Goldman, LME Sued Over Aluminum Storage-Rate Scheme
By Evan Weinberger
Law360, New York (August 05, 2013, 2:51 PM ET) — A Michigan aluminum processor on Thursday filed a purported class action alleging that Goldman Sachs Group Inc. and the London Metal Exchange Ltd. used anti-competitive warehousing agreements to artificially inflate the costs of storing the key metal.
In a complaint filed in federal district court in Detroit, Superior Extrusion Inc. alleged that Goldman and the LME, the top exchange for global trading of industrial metals, entered into agreements between 2010 and 2013 that delayed the delivery of aluminum to end-users that produced, among other things, cans for drinks and drove up the overall price of warehousing the metal.
“Defendants have generated hundreds of millions of dollars per year in storage revenues during their regime of artificially high storage rates and grossly inefficient and artificially long delays in loading out aluminum,” the complaint said.
Superior Extrusion’s purported class action comes as regulators, lawmakers and market participants have increased their scrutiny of bank’s actions in the physical commodities markets, in part sparked by reports about warehousing agreements between Goldman’s Metro International Trade Services LLC and LME. Metro controlled around 80 percent of the aluminum warehousing market in the greater Detroit area when Goldman purchased it in February 2010.
The complaint alleges that Goldman and LME, now a unit of Hong Kong Exchanges and Clearing Ltd., agreed to limit the amount of aluminum that would be distributed out of warehouses and conspired on rate increases for storing aluminum.
As a result, end-users were hit with delays on aluminum that it ordered and were forced to pay inflated prices, Superior Extrusion said.
In a statement, Goldman said the suit is “without merit and we intend to vigorously contest it.
“We also note that aluminum prices are down 40 percent from their peak in 2006,” Michael DuVally, a spokesman for Goldman, said in an email.
Hong Kong Exchanges and Clearing could not immediately be reached for comment Monday.
The suit came just a day after Goldman announced moves to ease delays at its Metro aluminum warehouses, including giving end-users physical aluminum in exchange for orders in the queue and altering their priority system.
Regulators, including the Federal Reserve, the U.S. Securities and Exchange Commission, the U.S. Commodity Futures Trading Commission and their counterparts in the United Kingdom, are all reviewing banks’ involvement in physical commodities markets, including warehousing.
That increased pressure has led banks to take a second look at their presence in those markets as well.

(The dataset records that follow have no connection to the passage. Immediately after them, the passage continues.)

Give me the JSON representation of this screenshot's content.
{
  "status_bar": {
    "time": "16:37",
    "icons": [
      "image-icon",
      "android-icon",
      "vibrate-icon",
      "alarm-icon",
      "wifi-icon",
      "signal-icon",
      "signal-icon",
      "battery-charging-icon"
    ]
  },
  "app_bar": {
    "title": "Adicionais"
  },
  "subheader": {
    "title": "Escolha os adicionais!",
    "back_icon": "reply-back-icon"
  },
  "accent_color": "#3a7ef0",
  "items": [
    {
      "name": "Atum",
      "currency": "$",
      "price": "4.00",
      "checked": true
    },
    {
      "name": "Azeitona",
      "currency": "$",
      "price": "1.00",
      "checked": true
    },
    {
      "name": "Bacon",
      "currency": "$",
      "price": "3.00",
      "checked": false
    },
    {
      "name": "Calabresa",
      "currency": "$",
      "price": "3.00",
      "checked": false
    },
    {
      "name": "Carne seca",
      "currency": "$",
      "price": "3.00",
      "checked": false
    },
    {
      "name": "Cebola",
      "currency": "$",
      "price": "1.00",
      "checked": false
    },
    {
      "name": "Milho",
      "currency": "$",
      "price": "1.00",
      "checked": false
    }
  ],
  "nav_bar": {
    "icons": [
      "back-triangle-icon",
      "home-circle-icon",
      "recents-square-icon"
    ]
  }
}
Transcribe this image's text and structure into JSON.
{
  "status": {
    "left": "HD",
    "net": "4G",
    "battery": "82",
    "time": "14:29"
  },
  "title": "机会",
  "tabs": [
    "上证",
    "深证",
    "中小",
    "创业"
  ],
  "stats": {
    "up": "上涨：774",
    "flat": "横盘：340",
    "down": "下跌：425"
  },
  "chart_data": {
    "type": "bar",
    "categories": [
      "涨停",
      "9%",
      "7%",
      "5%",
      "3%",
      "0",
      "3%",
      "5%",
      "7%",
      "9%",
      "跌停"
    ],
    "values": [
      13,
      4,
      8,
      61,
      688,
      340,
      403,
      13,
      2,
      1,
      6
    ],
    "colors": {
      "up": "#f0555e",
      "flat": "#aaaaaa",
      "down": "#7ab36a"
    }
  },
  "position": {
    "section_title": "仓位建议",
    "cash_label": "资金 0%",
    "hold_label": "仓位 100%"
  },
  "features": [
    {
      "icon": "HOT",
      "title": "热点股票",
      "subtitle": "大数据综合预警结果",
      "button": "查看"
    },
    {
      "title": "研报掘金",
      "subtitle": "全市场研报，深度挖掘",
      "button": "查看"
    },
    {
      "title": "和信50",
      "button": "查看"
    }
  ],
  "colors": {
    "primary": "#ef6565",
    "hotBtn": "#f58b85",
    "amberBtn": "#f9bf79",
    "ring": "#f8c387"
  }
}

Superior Extrusion is represented by Craig Essenmacher, Keith Essenmacher, Christopher Lovell, Benjamin M. Jaccarino and Amanda N. Miller of Lovell Stewart Halebian Jacobson LLP, by Linda P. Nussbaum and Peter A. Barile III of Grant & Eisenhofer PA and by Troy T. Gorman of the Gorman Law Group PC.
Counsel information for Goldman and LME was not immediately available Monday.
The case is Superior Extrusion Inc. v. Goldman Sachs Group Inc. et al. v. Goldman Sachs Group Inc. et al., case number 2:13-cv-13315, in the U.S. District Court for the Eastern District of Michigan.